As farmácias têm prejuízo para garantirem a dispensa à população dos medicamentos comparticipados pelo Estado. É esta a grande conclusão do estudo “Sustentabilidade da Dispensa de Medicamentos em Portugal”, realizado pela Universidade de Aveiro (UA) em colaboração com a sociedade de revisores oficiais de contas Oliveira, Reis & Associados.
O estudo, elaborado a partir das demonstrações financeiras reais de uma amostra de 1.470 farmácias, conclui que, em 2016, a farmácia média teve um resultado líquido negativo de (-3.836€) pela dispensa de medicamentos comparticipados. As farmácias perdem sete cêntimos por cada dispensa. Na realidade, o prejuízo está disseminado por mais de metade da rede: 63% das farmácias sofreram resultados negativos com o mercado regulado.
Os autores procederam à análise dos dados reais das farmácias, não só em 2016 como em 2015, fazendo ainda projecções para 2017. Em todos os anos em análise, o resultado líquido da farmácia média apurado para o segmento de medicamentos comparticipados teve resultados negativos. Em 2015, foi de -3.434€ e agravou-se para -3.836€ em 2016. As projecções para 2017 indiciam uma ligeira recuperação, com o prejuízo estimado em -1757€, ainda assim «insuficiente para reverter a situação económica do sector».
«A consistência de resultados com estudos anteriores evidencia a falência do modelo económico das farmácias, consequência de redução acentuada de preços e margens negativas, sem que seja viável compensar a perda de margem pela venda de outros produtos e serviços», conclui o estudo. Os medicamentos comparticipados representam 72% das vendas totais das farmácias. As medidas de austeridade foram especialmente duras neste domínio. Os preços e as margens sofreram cortes no valor de 286 milhões de euros até 2016, decréscimo muito superior à redução de 50 milhões de euros fixada pela Troika no programa de assistência financeira.
O Estado determina o preço máximo dos medicamentos mas não salvaguarda a sustentabilidade da margem de comercialização. As farmácias são vulneráveis a decisões políticas circunstanciais, em momentos de aperto financeiro, mas também às políticas comerciais da indústria farmacêutica. «A actividade das farmácias é fortemente influenciável pelas medidas políticas para redução do preço do medicamento, bem como por decisões de redução voluntária por parte da indústria farmacêutica
», expõe a UA.
Este quadro regulamentar tornou-se insustentável. «O modelo económico actual para a dispensa de medicamentos sujeitos a receita médica e não sujeitos a receita médica comparticipados não é economicamente viável», conclui o relatório.

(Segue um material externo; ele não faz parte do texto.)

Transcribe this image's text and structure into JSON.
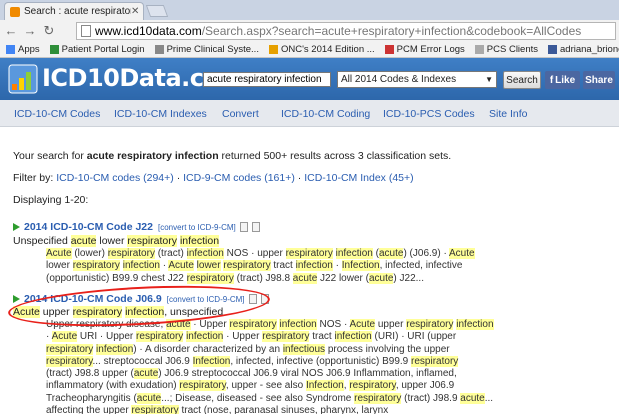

Como mecanismo de controlo, foi efectuada uma comparação com os dados do Banco de Portugal, a fim de «garantir a qualidade e robustez dos resultados obtidos». Apesar de as bases de dados não serem as mesmas, «a ausência de diferenças significativas entre os resultados dos dois estudos contribui para fortalecer a robustez e fiabilidade da metodologia adoptada no presente estudo».
A conclusão acerca da inviabilidade económica do serviço das farmácias é ainda reforçada pela consistência dos resultados obtidos com abordagens metodológicas diferentes. «Estes dados, complementados com o número de farmácias em insolvência ou com situação de penhora, que constituíam, em 2016, 19,3% das farmácias do país, indiciam que pode estar em causa a viabilidade da rede de distribuição de medicamentos à população», pode ler-se nas conclusões do estudo.